Monday, March 07, 2011

'Hamlet' by William Shakespeare

7 March 2011

On Saturday we were at Milton Keynes Theatre to see the National Theatre production of ‘Hamlet’, directed by Nicholas Hytner and starring Rory Kinnear. When I bought our tickets, the girl at the box office looked nervously at me and said “I have to warn you, it’s in modern dress – is that okay?” I’m not sure what they would have done if I had said no but actually it was very okay. The modern setting (early 1990s I would say, from the size of the computer monitor on Polonius’s desk and the absence of mobile phones) worked well with Elsinore crawling with suited secret agents wearing dark glasses and walkie-talkie headsets.
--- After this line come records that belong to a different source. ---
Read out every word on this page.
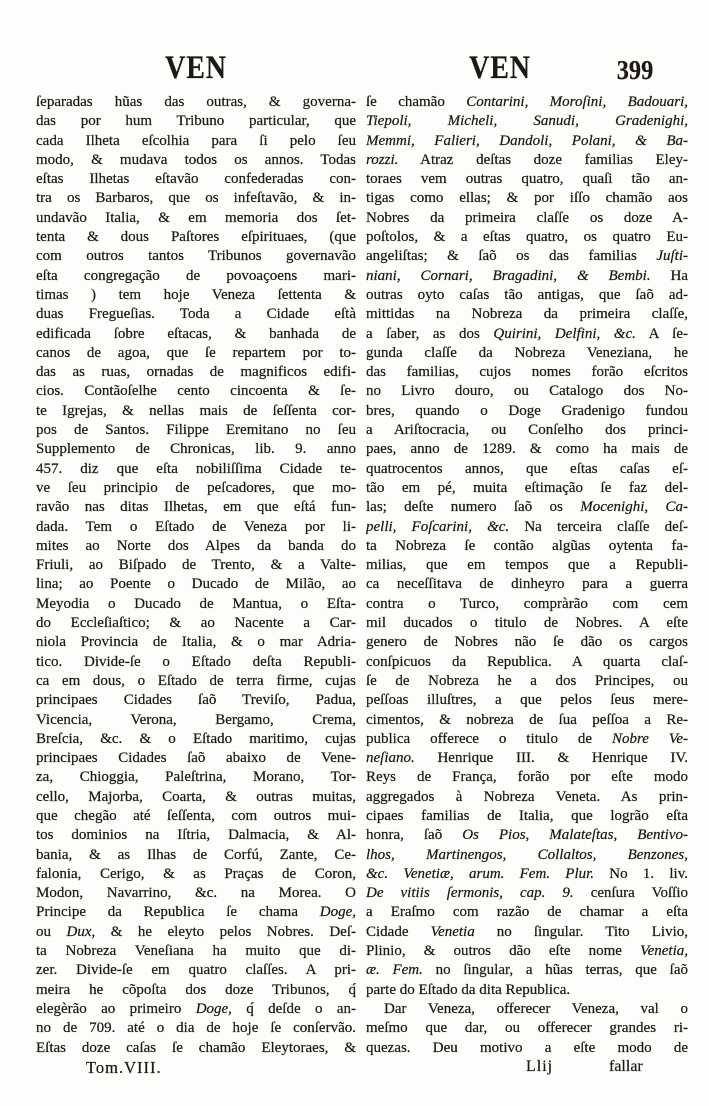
VEN	VEN	399
ſeparadas hũas das outras, & governa-
das por hum Tribuno particular, que
cada Ilheta eſcolhia para ſi pelo ſeu
modo, & mudava todos os annos. Todas
eſtas Ilhetas eſtavão confederadas con-
tra os Barbaros, que os infeſtavão, & in-
undavão Italia, & em memoria dos ſet-
tenta & dous Paſtores eſpirituaes, (que
com outros tantos Tribunos governavão
eſta congregação de povoaçoens mari-
timas ) tem hoje Veneza ſettenta &
duas Fregueſias. Toda a Cidade eſtà
edificada ſobre eſtacas, & banhada de
canos de agoa, que ſe repartem por to-
das as ruas, ornadas de magnificos edifi-
cios. Contãoſelhe cento cincoenta & ſe-
te Igrejas, & nellas mais de ſeſſenta cor-
pos de Santos. Filippe Eremitano no ſeu
Supplemento de Chronicas, lib. 9. anno
457. diz que eſta nobiliſſima Cidade te-
ve ſeu principio de peſcadores, que mo-
ravão nas ditas Ilhetas, em que eſtá fun-
dada. Tem o Eſtado de Veneza por li-
mites ao Norte dos Alpes da banda do
Friuli, ao Biſpado de Trento, & a Valte-
lina; ao Poente o Ducado de Milão, ao
Meyodia o Ducado de Mantua, o Eſta-
do Eccleſiaſtico; & ao Nacente a Car-
niola Provincia de Italia, & o mar Adria-
tico. Divide-ſe o Eſtado deſta Republi-
ca em dous, o Eſtado de terra firme, cujas
principaes Cidades ſaõ Treviſo, Padua,
Vicencia, Verona, Bergamo, Crema,
Breſcia, &c. & o Eſtado maritimo, cujas
principaes Cidades ſaõ abaixo de Vene-
za, Chioggia, Paleſtrina, Morano, Tor-
cello, Majorba, Coarta, & outras muitas,
que chegão até ſeſſenta, com outros mui-
tos dominios na Iſtria, Dalmacia, & Al-
bania, & as Ilhas de Corfú, Zante, Ce-
falonia, Cerigo, & as Praças de Coron,
Modon, Navarrino, &c. na Morea. O
Principe da Republica ſe chama Doge,
ou Dux, & he eleyto pelos Nobres. Deſ-
ta Nobreza Veneſiana ha muito que di-
zer. Divide-ſe em quatro claſſes. A pri-
meira he cõpoſta dos doze Tribunos, q́
elegèrão ao primeiro Doge, q́ deſde o an-
no de 709. até o dia de hoje ſe conſervão.
Eſtas doze caſas ſe chamão Eleytoraes, &
Tom.VIII.
ſe chamão Contarini, Moroſini, Badouari,
Tiepoli, Micheli, Sanudi, Gradenighi,
Memmi, Falieri, Dandoli, Polani, & Ba-
rozzi. Atraz deſtas doze familias Eley-
toraes vem outras quatro, quaſi tão an-
tigas como ellas; & por iſſo chamão aos
Nobres da primeira claſſe os doze A-
poſtolos, & a eſtas quatro, os quatro Eu-
angeliſtas; & ſaõ os das familias Juſti-
niani, Cornari, Bragadini, & Bembi. Ha
outras oyto caſas tão antigas, que ſaõ ad-
mittidas na Nobreza da primeira claſſe,
a ſaber, as dos Quirini, Delfini, &c. A ſe-
gunda claſſe da Nobreza Veneziana, he
das familias, cujos nomes forão eſcritos
no Livro douro, ou Catalogo dos No-
bres, quando o Doge Gradenigo fundou
a Ariſtocracia, ou Conſelho dos princi-
paes, anno de 1289. & como ha mais de
quatrocentos annos, que eſtas caſas eſ-
tão em pé, muita eſtimação ſe faz del-
las; deſte numero ſaõ os Mocenighi, Ca-
pelli, Foſcarini, &c. Na terceira claſſe deſ-
ta Nobreza ſe contão algũas oytenta fa-
milias, que em tempos que a Republi-
ca neceſſitava de dinheyro para a guerra
contra o Turco, compràrão com cem
mil ducados o titulo de Nobres. A eſte
genero de Nobres não ſe dão os cargos
conſpicuos da Republica. A quarta claſ-
ſe de Nobreza he a dos Principes, ou
peſſoas illuſtres, a que pelos ſeus mere-
cimentos, & nobreza de ſua peſſoa a Re-
publica offerece o titulo de Nobre Ve-
neſiano. Henrique III. & Henrique IV.
Reys de França, forão por eſte modo
aggregados à Nobreza Veneta. As prin-
cipaes familias de Italia, que logrão eſta
honra, ſaõ Os Pios, Malateſtas, Bentivo-
lhos, Martinengos, Collaltos, Benzones,
&c. Venetiæ, arum. Fem. Plur. No 1. liv.
De vitiis ſermonis, cap. 9. cenſura Voſſio
a Eraſmo com razão de chamar a eſta
Cidade Venetia no ſingular. Tito Livio,
Plinio, & outros dão eſte nome Venetia,
æ. Fem. no ſingular, a hũas terras, que ſaõ
parte do Eſtado da dita Republica.
Dar Veneza, offerecer Veneza, val o
meſmo que dar, ou offerecer grandes ri-
quezas. Deu motivo a eſte modo de
Llij	fallar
And the sight of soldiers flooding into the palace firing machine guns was thrilling and quite scary. The set and lighting were great – in the opening scene the ghost miraculously disappearing into the shadows was stunning. And Rory Kinnear was a wonderful Hamlet – more cerebral than soldierly. He reminded me of Simon Russell-Beale’s interpretation of the part for the National Theatre some years ago. Rory Kinnear was a frustrated and irritated Hamlet, toying with the fools around him and managing to turn his mood on a sixpence. I also liked Patrick Malahide’s sinister Claudius and David Calder was particularly good as Polonius, reminding us that there is much more to the character than the bumbling fool we often see him as. This was a substantial Hamlet – running at more than three and a half hours – and I did feel the pacy contemporary style, set and music might have better fitted a shorter version of the text. We also had some difficulty hearing a lot of the dialogue. Maybe the National Theatre has better acoustics (and fewer people coughing!) than the Milton Keynes Theatre – and admittedly we were in the cheap seats at the back – but it’s quite difficult to sustain your attention for more three and a half hours when you can’t hear what the actors are saying. This was a shame as the production looked great and started thrillingly. But I did very much enjoy Rory Kinnear’s performance.